Specialists (the swarm): the reviewer runs a suite of focused lenses, one consolidated comment with a section each. Default suite = security/correctness/maintainability/performance/ error-handling; opt-in built-ins = tests/docs/conventions/improvements. Select via GADFLY_SPECIALISTS (csv or all); define/override via GADFLY_SPECIALIST_<NAME> env or a repo .gadfly.yml (specialists: + define:). See cmd/gadfly/specialists.go. Cost ≈ specialists × models × 2 passes — keep the default model count low (entrypoint defaults to one). Dynamic auto selection (a cheap model picks lenses per-diff) is the planned next step.

Tested vs untested: only the Ollama paths (local + OpenAI-compatible pointed at Ollama) are actually exercised. OpenAI/Anthropic/Google come from majordomo's abstraction and are untested (no spend).
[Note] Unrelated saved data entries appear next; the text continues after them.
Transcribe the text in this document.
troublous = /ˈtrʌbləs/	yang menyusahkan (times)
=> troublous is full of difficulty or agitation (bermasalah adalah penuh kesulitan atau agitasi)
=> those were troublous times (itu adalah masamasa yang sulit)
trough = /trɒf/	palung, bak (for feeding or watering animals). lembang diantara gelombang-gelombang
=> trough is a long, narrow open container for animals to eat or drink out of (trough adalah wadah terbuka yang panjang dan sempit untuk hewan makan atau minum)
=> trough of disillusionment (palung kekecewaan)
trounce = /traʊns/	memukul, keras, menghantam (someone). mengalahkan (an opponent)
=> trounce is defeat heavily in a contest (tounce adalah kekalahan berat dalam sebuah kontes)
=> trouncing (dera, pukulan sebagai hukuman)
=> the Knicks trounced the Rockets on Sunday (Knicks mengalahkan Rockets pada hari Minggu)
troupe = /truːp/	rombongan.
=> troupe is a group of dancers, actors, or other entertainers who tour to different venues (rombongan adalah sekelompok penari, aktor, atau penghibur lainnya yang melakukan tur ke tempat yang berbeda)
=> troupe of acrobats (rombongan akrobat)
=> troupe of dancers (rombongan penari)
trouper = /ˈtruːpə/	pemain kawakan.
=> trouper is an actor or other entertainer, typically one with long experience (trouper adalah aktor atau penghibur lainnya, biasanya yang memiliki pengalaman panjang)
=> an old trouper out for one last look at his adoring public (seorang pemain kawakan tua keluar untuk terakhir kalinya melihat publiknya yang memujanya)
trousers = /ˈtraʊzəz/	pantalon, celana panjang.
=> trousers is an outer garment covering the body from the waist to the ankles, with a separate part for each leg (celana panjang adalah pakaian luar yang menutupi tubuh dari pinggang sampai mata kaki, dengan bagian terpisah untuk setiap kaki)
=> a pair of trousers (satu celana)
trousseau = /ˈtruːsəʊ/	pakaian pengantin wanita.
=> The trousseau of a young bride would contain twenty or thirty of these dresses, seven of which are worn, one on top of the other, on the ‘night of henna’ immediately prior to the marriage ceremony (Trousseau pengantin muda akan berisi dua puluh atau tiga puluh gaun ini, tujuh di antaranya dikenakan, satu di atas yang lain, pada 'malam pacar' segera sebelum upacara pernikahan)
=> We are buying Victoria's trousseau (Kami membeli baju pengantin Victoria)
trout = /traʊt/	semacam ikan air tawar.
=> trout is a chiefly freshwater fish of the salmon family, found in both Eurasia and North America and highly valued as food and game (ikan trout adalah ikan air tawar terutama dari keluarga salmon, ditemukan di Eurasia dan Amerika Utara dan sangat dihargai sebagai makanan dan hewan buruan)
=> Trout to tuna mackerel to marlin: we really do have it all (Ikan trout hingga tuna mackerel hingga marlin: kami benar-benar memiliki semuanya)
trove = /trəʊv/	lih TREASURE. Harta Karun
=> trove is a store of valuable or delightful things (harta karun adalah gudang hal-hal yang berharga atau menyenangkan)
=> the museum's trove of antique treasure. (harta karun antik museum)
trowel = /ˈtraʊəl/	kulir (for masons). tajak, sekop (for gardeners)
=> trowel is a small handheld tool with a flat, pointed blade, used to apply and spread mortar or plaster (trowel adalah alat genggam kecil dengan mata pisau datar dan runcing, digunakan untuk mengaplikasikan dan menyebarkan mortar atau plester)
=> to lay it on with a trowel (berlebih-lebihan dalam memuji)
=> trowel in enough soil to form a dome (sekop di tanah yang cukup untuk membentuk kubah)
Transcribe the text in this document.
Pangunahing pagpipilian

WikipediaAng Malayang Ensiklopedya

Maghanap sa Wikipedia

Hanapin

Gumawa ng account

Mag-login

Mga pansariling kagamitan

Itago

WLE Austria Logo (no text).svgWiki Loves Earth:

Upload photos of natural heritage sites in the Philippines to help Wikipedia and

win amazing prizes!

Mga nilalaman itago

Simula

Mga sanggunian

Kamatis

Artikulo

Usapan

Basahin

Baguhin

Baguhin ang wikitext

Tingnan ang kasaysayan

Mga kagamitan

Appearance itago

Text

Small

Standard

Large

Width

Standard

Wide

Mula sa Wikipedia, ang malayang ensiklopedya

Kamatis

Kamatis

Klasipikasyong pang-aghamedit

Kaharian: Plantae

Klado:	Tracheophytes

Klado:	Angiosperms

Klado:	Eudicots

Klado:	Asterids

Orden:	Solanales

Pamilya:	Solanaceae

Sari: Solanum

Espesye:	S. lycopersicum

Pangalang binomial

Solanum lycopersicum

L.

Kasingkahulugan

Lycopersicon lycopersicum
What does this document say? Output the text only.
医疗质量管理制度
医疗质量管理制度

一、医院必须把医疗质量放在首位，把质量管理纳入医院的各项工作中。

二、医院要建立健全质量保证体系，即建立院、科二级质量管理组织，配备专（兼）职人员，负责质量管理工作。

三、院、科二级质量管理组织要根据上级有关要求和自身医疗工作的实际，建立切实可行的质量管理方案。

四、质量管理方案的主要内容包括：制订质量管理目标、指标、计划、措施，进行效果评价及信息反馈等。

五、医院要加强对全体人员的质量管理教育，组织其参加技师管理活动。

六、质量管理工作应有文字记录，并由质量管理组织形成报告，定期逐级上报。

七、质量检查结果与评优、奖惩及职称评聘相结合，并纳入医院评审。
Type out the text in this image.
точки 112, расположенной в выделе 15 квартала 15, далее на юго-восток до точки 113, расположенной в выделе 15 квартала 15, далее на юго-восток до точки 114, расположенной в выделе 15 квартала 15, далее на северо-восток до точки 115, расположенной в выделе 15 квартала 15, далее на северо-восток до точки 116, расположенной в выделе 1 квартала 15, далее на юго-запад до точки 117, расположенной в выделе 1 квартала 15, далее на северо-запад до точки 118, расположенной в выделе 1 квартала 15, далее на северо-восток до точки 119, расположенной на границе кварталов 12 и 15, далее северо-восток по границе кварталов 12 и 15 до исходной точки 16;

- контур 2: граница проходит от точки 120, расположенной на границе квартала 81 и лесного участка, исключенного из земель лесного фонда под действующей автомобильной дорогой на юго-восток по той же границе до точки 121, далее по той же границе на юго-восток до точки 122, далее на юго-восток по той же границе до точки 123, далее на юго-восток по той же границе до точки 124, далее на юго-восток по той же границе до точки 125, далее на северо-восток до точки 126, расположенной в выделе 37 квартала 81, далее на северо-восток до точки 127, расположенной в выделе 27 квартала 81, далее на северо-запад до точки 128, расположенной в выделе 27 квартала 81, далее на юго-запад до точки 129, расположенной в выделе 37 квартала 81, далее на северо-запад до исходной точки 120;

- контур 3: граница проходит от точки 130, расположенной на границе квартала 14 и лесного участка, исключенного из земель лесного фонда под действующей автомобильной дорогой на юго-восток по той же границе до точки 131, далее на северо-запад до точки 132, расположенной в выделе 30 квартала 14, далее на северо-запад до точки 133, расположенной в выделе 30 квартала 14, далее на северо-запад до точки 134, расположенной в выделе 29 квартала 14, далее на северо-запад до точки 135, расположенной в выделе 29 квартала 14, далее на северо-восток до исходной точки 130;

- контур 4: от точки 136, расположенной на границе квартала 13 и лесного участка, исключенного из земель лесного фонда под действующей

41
Keep the README honest about this; update it if that changes.

When making changes — maintenance rules

  • Keep the README and examples/ current. Any change to env vars, flags, defaults, triggers, provider support, or the consumer stub MUST be reflected in README.md and the relevant files under examples/ in the same change. The README's Configuration table, the Models & providers table, and the example workflows are the contract users rely on — stale docs are a bug.
  • Preserve the advisory-only invariant (goal #2). If you touch exit codes or the workflow, re-confirm a review can never fail/block a consumer's CI.
  • Don't add mort-specific (or any single-consumer) assumptions to the binary or system prompt. The system prompt is intentionally generic; repo-specific conventions should be discovered by the agent at runtime (it can read the repo's own CONTRIBUTING/CLAUDE.md), not hardcoded here.
  • Keep secrets out of image layers. Private-module creds flow via BuildKit --mount=type=secret in the build stage only; never bake them into the final image or commit them.
  • Add a test when you add logic (see the *_test.go patterns). Keep gofmt clean and go vet quiet.

Lessons

  • majordomo's LLM_* env DSNs are HTTPS-only (DSN.BaseURL() forces https://), so they can't express a plaintext local Ollama. That's why Gadfly adds the http-capable GADFLY_ENDPOINT_<NAME>="provider|base-url[|key]" mechanism (see cmd/gadfly/model.go).
  • Gitea vars/secrets are not auto-exposed as env in a job — the consumer stub must map each one explicitly in its env: block (dynamic alias names can't be auto-enumerated).